5. Knowledge of your own body

6. Enjoyment

I enjoy comedies like Awkwafina is Nora From Queens that embrace women knowing what they like and celebrating the specificity and uniqueness that comes with it. There is an entire episode dedicated to Nora sacrificing her masturbation plans (which involve some marijuana, dim lighting, a self-care routine, Febreze, sex toys that resemble a trident and a magic wand the size of a small child, and a DVD of Dirty Dancing: Havana Nights) to spend time with her grandmother. The humor comes from the exaggeration within the routine, but the underlying message is one of a confident woman unashamed to enjoy a body she is familiar with.

Netflix’s Sex Education illustrates an alternative to the damage that long-term misinformation can wreck, portraying instead the positive changes that can take place when teens, who may be at a very crucial point in discovering their own bodies, are provided with accurate and reliable information about them. Insecurity and anxiety are dispelled, connections are made, respect is fostered. Young people become more comfortable with being themselves.

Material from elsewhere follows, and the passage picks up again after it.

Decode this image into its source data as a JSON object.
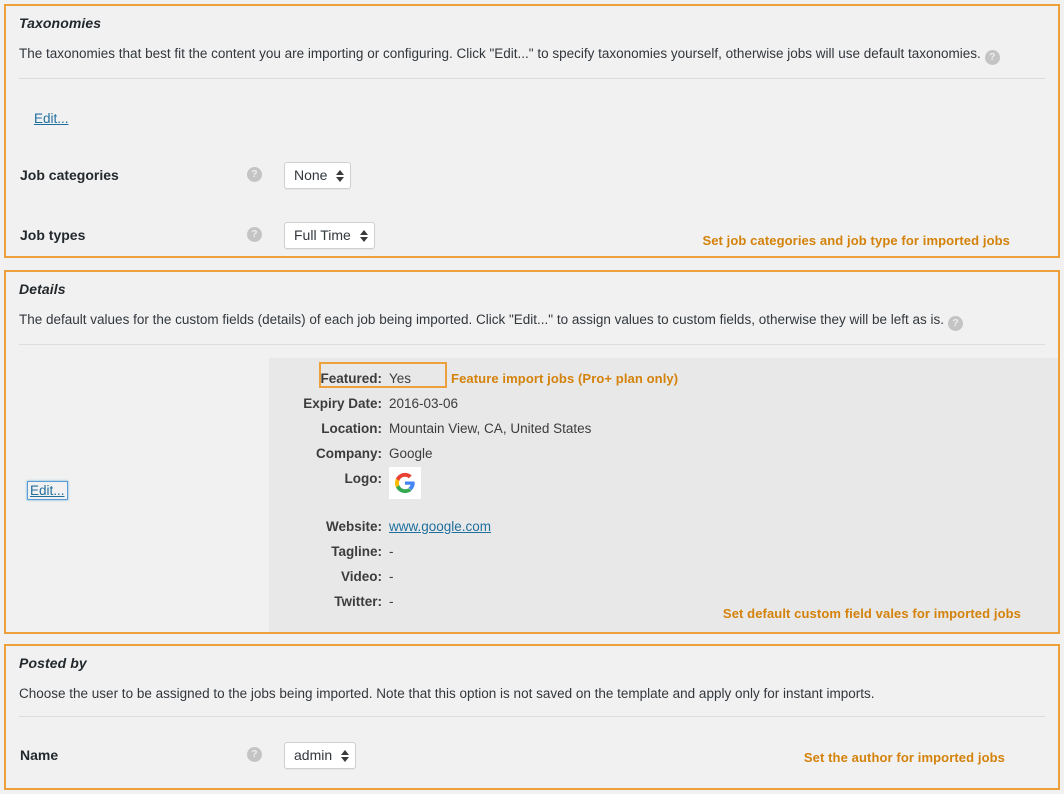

While all the sexual material in Pete Davidson’s stand up special Alive From New York may not be revolutionary, he does have some extremely poignant moments where he serves as a much-needed counterpoint to “supremely confident” guy. From emotional to physical respect he addresses examples where he’s deserved more, outlining how the ways Ariana Grande referred to him as a “distraction” and spoke about his genitals to the press may not have received the same backlash as similar comments would have if they had been spoken by a male in regards to a female.

He talks about wanting a partner to tell him what they enjoy and what they don’t, even if he uses extremely crass language to express it. He talks about parts of his own sexual experiences that were not enjoyable and even painful, cracking a joke that partners may not have been able to tell because “the enjoyment and the pain face are pretty much the same”, but here too, I think he deserves more.

Respect for a partner’s body should include being attentive to it, paying attention to the signals that communicate whether or not they may be enjoying something. And if a face isn’t enough to communicate discomfort, there should be plenty of other signals to be picked up on—wincing, breathing, noises, etc. All these non-verbals should create a conversation between two people so that consent, safety, respect, and enjoyment can continue to be confirmed via a feedback loop.

Dan Savage’s Hump Fest is an amateur porn film festival I’ve attended for the past four years with my closest friends, an event that is self-described as “a cornucopia of body types, shapes, ages, colors, sexualities, genders, kinks, and fetishes—all united by a shared spirit of sex-positivity”. It has opened my eyes to what I tried to open this discussion with – the idea that sex is a multitude of things to different people. It was top of mind as I first considered what might be included in a brass tacks of human decency in regards to sex, because the beauty of Hump is that its main purpose isn’t to turn you, the viewer, on, but to expose you to the variety of different ways that other people get turned on. Some may make you giggle. Some may shock you. Some may make you uncomfortable. But that is also the beauty of attending with friends and being able to react naturally, but respectfully, to what you are viewing.

I want to end with one final quote from Cosmo (bolding is my own) —

“‘What would truly be revolutionary for women’s sex lives is to engage with what research has found all along: the best predictors of sexual satisfaction are intimacy and connection,’ adds Debby Herbenick, Ph.D., a professor at Indiana University School of Public Health and a research fellow at the Kinsey Institute.”

Because, undoubtedly, the best part of Hump Fest is witnessing the intimacy and connection of a real-life feedback loop — a positive one, and it really has nothing to do with naked bodies, or genitalia, or porn; it’s in a smile, a spontaneous laugh, the way two people look at each other. You’ll see it in the split second it takes place, recognizing it for what it is, for just how real it is. Maybe that’s something that can’t be written into a “How To” guide. Maybe it’s just something you have to see or experience for yourself. But I think we all deserve it, just the same.